Below is a statement by Adam Markham, deputy director of climate and energy at the Union of Concerned Scientists (UCS).

“The evidence of harmful climate change impacts to America’s public lands is nearly everywhere you look. From the loss of tribal resources and coastal erosion in Alaska, to catastrophic wildfires in the West, to worsening storm damage and flood risk on the East Coast. A year ago, it would’ve been unfathomable that the agency charged with protecting our natural and cultural resources would willfully ignore known threats like climate change. Sadly, the unthinkable is now reality.

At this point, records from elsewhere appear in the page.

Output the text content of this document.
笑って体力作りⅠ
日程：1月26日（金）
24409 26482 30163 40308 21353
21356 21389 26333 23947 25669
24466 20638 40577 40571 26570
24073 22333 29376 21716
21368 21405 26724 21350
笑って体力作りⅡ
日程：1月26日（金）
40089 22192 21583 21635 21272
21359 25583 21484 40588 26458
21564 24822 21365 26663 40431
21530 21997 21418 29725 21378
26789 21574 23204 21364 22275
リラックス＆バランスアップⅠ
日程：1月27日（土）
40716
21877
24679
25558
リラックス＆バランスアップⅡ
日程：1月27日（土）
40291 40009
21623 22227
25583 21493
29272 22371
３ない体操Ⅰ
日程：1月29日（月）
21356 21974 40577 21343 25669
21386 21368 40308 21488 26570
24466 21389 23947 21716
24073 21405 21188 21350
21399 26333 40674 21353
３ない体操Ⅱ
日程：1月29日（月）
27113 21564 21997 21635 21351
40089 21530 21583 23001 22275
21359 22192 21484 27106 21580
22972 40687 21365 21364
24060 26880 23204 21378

“Some of the nation’s most important climate science work and development of strategies to safeguard the places we value from dangers posed by climate change are being carried out by the Department of the Interior. If their new strategic plan eliminates climate change work completely, vital programs, including within the National Park Service, U.S. Geological Survey, and U.S. Fish and Wildlife Service, will no doubt be at risk. Such a move would confirm that President Trump and Secretary Zinke are more committed to turning our public lands into a playground for the fossil fuel and timber industries than protecting these treasured resources for all Americans to enjoy.”